How do you envision resolving faults in userspace? Copying the page in
(provided that userspace mapping of guest_memfd is supported [3]) and
clearing the KVM_MEMORY_ATTRIBUTE_USERFAULT alone do not look
sufficient to resolve the fault because an attempt to copy the page
directly in userspace will trigger a fault on its own

This is not true for KVM Userfault, at least for right now. Userspace
accesses to guest memory will not trigger KVM Userfaults. (I know this
name is terrible -- regular old userfaultfd() userfaults will indeed
get triggered, provided you've set things up properly.)

KVM Userfault is merely meant to catch KVM's own accesses to guest
memory (including vCPU accesses). For non-guest_memfd memslots,
userspace can totally just write through the VMA it has made (KVM
Userfault *cannot*, by virtue of being completely divorced from mm,
intercept this access). For guest_memfd, userspace could write to
guest memory through a VMA if that's where guest_memfd is headed, but
perhaps it will rely on exact details of how userspace is meant to
populate guest_memfd memory.
True, it isn't the case right now. I think I fast-forwarded to a state where notifications about VMM-triggered faults to the guest_memfd are also sent asynchronously.

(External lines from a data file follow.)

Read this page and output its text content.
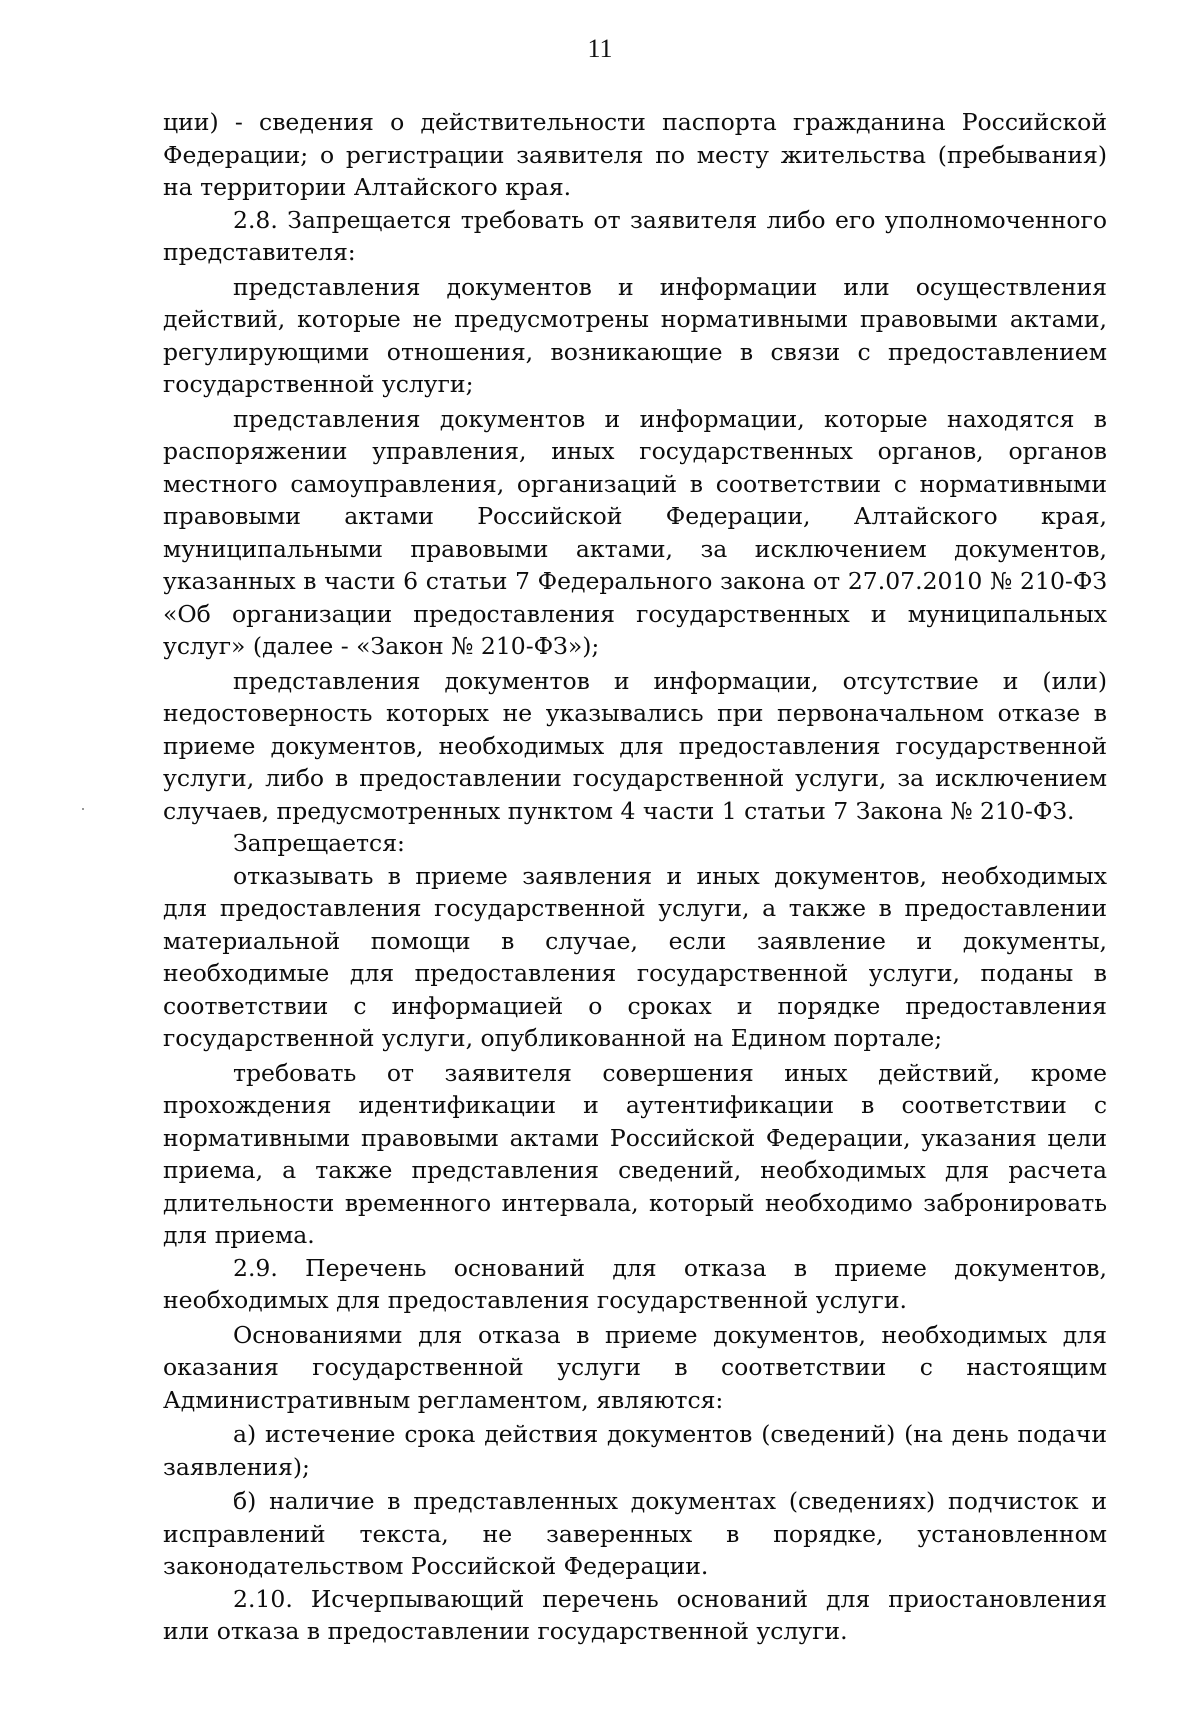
11

ции) - сведения о действительности паспорта гражданина Российской Федерации; о регистрации заявителя по месту жительства (пребывания) на территории Алтайского края.

2.8. Запрещается требовать от заявителя либо его уполномоченного представителя:

представления документов и информации или осуществления действий, которые не предусмотрены нормативными правовыми актами, регулирующими отношения, возникающие в связи с предоставлением государственной услуги;

представления документов и информации, которые находятся в распоряжении управления, иных государственных органов, органов местного самоуправления, организаций в соответствии с нормативными правовыми актами Российской Федерации, Алтайского края, муниципальными правовыми актами, за исключением документов, указанных в части 6 статьи 7 Федерального закона от 27.07.2010 № 210-ФЗ «Об организации предоставления государственных и муниципальных услуг» (далее - «Закон № 210-ФЗ»);

представления документов и информации, отсутствие и (или) недостоверность которых не указывались при первоначальном отказе в приеме документов, необходимых для предоставления государственной услуги, либо в предоставлении государственной услуги, за исключением случаев, предусмотренных пунктом 4 части 1 статьи 7 Закона № 210-ФЗ.

Запрещается:

отказывать в приеме заявления и иных документов, необходимых для предоставления государственной услуги, а также в предоставлении материальной помощи в случае, если заявление и документы, необходимые для предоставления государственной услуги, поданы в соответствии с информацией о сроках и порядке предоставления государственной услуги, опубликованной на Едином портале;

требовать от заявителя совершения иных действий, кроме прохождения идентификации и аутентификации в соответствии с нормативными правовыми актами Российской Федерации, указания цели приема, а также представления сведений, необходимых для расчета длительности временного интервала, который необходимо забронировать для приема.

2.9. Перечень оснований для отказа в приеме документов, необходимых для предоставления государственной услуги.

Основаниями для отказа в приеме документов, необходимых для оказания государственной услуги в соответствии с настоящим Административным регламентом, являются:

а) истечение срока действия документов (сведений) (на день подачи заявления);

б) наличие в представленных документах (сведениях) подчисток и исправлений текста, не заверенных в порядке, установленном законодательством Российской Федерации.

2.10. Исчерпывающий перечень оснований для приостановления или отказа в предоставлении государственной услуги.
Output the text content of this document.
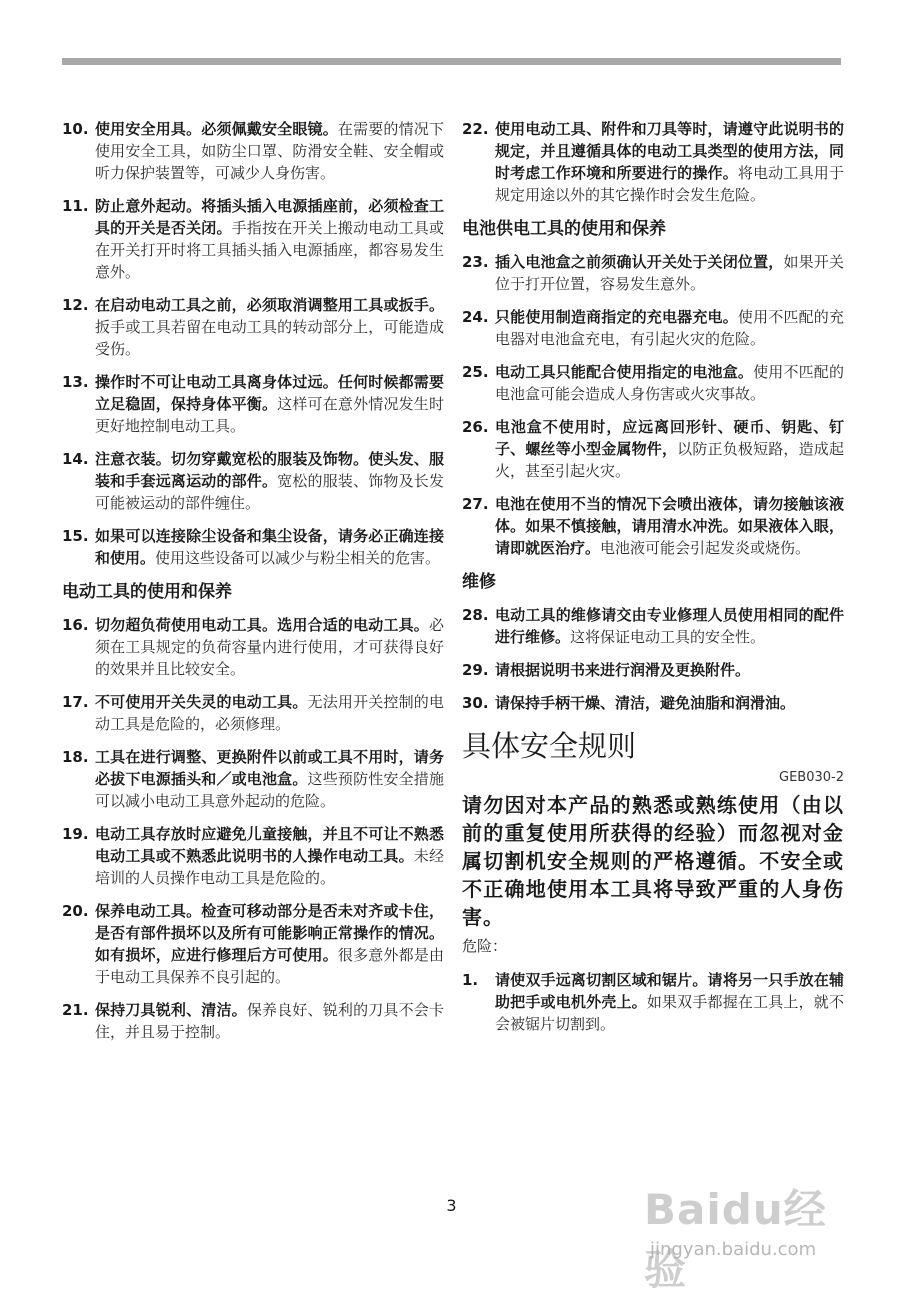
10. 使用安全用具。必须佩戴安全眼镜。在需要的情况下使用安全工具，如防尘口罩、防滑安全鞋、安全帽或听力保护装置等，可减少人身伤害。
11. 防止意外起动。将插头插入电源插座前，必须检查工具的开关是否关闭。手指按在开关上搬动电动工具或在开关打开时将工具插头插入电源插座，都容易发生意外。
12. 在启动电动工具之前，必须取消调整用工具或扳手。扳手或工具若留在电动工具的转动部分上，可能造成受伤。
13. 操作时不可让电动工具离身体过远。任何时候都需要立足稳固，保持身体平衡。这样可在意外情况发生时更好地控制电动工具。
14. 注意衣装。切勿穿戴宽松的服装及饰物。使头发、服装和手套远离运动的部件。宽松的服装、饰物及长发可能被运动的部件缠住。
15. 如果可以连接除尘设备和集尘设备，请务必正确连接和使用。使用这些设备可以减少与粉尘相关的危害。
电动工具的使用和保养
16. 切勿超负荷使用电动工具。选用合适的电动工具。必须在工具规定的负荷容量内进行使用，才可获得良好的效果并且比较安全。
17. 不可使用开关失灵的电动工具。无法用开关控制的电动工具是危险的，必须修理。
18. 工具在进行调整、更换附件以前或工具不用时，请务必拔下电源插头和／或电池盒。这些预防性安全措施可以减小电动工具意外起动的危险。
19. 电动工具存放时应避免儿童接触，并且不可让不熟悉电动工具或不熟悉此说明书的人操作电动工具。未经培训的人员操作电动工具是危险的。
20. 保养电动工具。检查可移动部分是否未对齐或卡住，是否有部件损坏以及所有可能影响正常操作的情况。如有损坏，应进行修理后方可使用。很多意外都是由于电动工具保养不良引起的。
21. 保持刀具锐利、清洁。保养良好、锐利的刀具不会卡住，并且易于控制。
22. 使用电动工具、附件和刀具等时，请遵守此说明书的规定，并且遵循具体的电动工具类型的使用方法，同时考虑工作环境和所要进行的操作。将电动工具用于规定用途以外的其它操作时会发生危险。
电池供电工具的使用和保养
23. 插入电池盒之前须确认开关处于关闭位置，如果开关位于打开位置，容易发生意外。
24. 只能使用制造商指定的充电器充电。使用不匹配的充电器对电池盒充电，有引起火灾的危险。
25. 电动工具只能配合使用指定的电池盒。使用不匹配的电池盒可能会造成人身伤害或火灾事故。
26. 电池盒不使用时，应远离回形针、硬币、钥匙、钉子、螺丝等小型金属物件，以防正负极短路，造成起火，甚至引起火灾。
27. 电池在使用不当的情况下会喷出液体，请勿接触该液体。如果不慎接触，请用清水冲洗。如果液体入眼，请即就医治疗。电池液可能会引起发炎或烧伤。
维修
28. 电动工具的维修请交由专业修理人员使用相同的配件进行维修。这将保证电动工具的安全性。
29. 请根据说明书来进行润滑及更换附件。
30. 请保持手柄干燥、清洁，避免油脂和润滑油。
具体安全规则
GEB030-2
请勿因对本产品的熟悉或熟练使用（由以前的重复使用所获得的经验）而忽视对金属切割机安全规则的严格遵循。不安全或不正确地使用本工具将导致严重的人身伤害。
危险：
1.	请使双手远离切割区域和锯片。请将另一只手放在辅助把手或电机外壳上。如果双手都握在工具上，就不会被锯片切割到。
3	Baidu经验
jingyan.baidu.com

In case it's interesting or useful at all, we actually use
UFFDIO_CONTINUE for our live migration use case. We mmap() memory
twice -- one of them we register with userfaultfd and also give to
KVM. The other one we use to install memory -- our non-faulting view
of guest memory!
That is interesting. You're replacing UFFDIO_COPY (vma1) with a memcpy (vma2) + UFFDIO_CONTINUE (vma1), IIUC. Are both mappings created by the same process? What benefits does it bring?